Back when everyone I knew feared AI in 2021, I calmed myself down. I maintained that people would use it to help themselves, further their ideas, generate algorithms and make strides. I saw it as a tool. A tool to come to conclusions we hadn’t arrived to yet, to hasten compelling innovations. But I missed the memo—I missed the point when we decided we’re okay with letting it get into the humane—into the arts and the humanities.
It is never helpful, however, to just look around and feel hopeless. I think it’s important we think a bit more before we jump into another AI art fad—to wonder if it’s worth it. To wonder what it adds to our lives in the long term. If you truly are against AI in the arts, there ideally shouldn’t be any exclusions in this equation.

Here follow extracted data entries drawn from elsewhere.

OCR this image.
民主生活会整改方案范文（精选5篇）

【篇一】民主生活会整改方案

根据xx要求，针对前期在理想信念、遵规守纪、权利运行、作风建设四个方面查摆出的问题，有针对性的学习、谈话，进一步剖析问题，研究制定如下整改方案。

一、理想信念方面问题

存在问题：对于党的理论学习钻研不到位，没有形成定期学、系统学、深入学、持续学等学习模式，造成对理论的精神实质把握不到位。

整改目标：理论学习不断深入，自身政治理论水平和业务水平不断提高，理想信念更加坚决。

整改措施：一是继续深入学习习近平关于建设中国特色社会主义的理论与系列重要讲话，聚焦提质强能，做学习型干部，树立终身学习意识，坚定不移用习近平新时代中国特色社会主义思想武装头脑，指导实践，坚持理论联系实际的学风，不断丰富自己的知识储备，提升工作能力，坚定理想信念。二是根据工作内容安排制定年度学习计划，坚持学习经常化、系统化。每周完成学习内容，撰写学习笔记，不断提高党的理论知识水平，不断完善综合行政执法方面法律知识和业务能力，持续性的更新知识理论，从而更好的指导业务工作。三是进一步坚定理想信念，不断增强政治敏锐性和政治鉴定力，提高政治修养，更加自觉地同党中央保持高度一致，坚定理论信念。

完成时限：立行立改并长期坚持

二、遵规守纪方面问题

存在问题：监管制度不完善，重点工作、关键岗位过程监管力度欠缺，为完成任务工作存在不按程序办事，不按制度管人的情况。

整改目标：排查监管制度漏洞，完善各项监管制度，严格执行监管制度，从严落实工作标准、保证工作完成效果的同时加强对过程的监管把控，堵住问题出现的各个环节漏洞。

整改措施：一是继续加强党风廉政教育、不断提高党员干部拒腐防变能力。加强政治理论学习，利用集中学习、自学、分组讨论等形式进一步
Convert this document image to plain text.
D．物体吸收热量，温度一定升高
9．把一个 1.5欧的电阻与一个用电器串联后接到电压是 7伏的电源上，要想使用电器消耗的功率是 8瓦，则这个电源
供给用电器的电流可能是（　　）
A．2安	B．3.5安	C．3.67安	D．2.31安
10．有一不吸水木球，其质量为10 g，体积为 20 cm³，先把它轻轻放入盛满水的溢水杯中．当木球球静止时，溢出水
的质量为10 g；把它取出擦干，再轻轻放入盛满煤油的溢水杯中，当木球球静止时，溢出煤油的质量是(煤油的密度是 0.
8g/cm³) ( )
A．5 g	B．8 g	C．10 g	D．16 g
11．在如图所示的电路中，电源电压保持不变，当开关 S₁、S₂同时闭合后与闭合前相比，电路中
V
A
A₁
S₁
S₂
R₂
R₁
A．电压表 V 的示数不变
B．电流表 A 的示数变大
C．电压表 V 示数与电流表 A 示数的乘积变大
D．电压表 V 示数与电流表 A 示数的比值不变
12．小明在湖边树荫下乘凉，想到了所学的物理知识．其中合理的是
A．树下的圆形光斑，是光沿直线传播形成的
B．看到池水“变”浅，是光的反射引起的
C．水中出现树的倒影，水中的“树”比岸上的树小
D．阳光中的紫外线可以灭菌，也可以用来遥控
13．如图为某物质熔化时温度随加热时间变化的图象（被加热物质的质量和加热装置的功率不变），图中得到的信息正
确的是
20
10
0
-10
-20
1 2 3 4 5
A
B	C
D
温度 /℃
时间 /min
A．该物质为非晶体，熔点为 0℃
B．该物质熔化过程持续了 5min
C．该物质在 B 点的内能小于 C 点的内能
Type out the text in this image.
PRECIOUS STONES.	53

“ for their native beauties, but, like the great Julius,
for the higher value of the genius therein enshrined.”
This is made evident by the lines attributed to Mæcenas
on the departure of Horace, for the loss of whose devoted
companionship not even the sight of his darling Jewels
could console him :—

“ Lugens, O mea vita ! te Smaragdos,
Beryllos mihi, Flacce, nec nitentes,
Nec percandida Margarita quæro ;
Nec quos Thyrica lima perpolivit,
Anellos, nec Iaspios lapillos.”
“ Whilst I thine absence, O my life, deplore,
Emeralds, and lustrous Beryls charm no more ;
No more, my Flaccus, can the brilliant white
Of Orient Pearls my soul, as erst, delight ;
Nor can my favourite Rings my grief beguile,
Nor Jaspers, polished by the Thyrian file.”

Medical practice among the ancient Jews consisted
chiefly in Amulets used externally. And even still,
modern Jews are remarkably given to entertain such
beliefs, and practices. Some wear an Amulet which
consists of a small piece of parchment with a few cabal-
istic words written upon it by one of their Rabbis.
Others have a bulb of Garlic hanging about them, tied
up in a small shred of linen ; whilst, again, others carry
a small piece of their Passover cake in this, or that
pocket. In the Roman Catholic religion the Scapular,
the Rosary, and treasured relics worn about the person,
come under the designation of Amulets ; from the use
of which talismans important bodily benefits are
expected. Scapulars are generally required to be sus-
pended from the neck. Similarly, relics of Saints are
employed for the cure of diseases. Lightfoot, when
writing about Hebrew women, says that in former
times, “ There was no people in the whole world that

I first saw My Neighbour Totoro in 2016—I felt scared when the girls felt scared, I felt fascinated when the girls started going on their woodland adventures, I laughed when their dad was clueless about everything around him. I’ve seen it countless times since. Last year, I saw it screened at the student cinema, and it struck me even more than the first time I saw it. When I was a child, I was scared for their mother, but as a young-adult, I felt the fear of grief. The fear of losing your childhood, of being forced to grow up too soon.
When I saw the first Studio Ghibli AI rendition, I felt a sense of resignation. I knew that a week later everyone would be sick of it. Then, I felt afraid. Afraid that we might be hurtling towards the point of no return—and maybe it’s time to hit the brakes and look around for a second.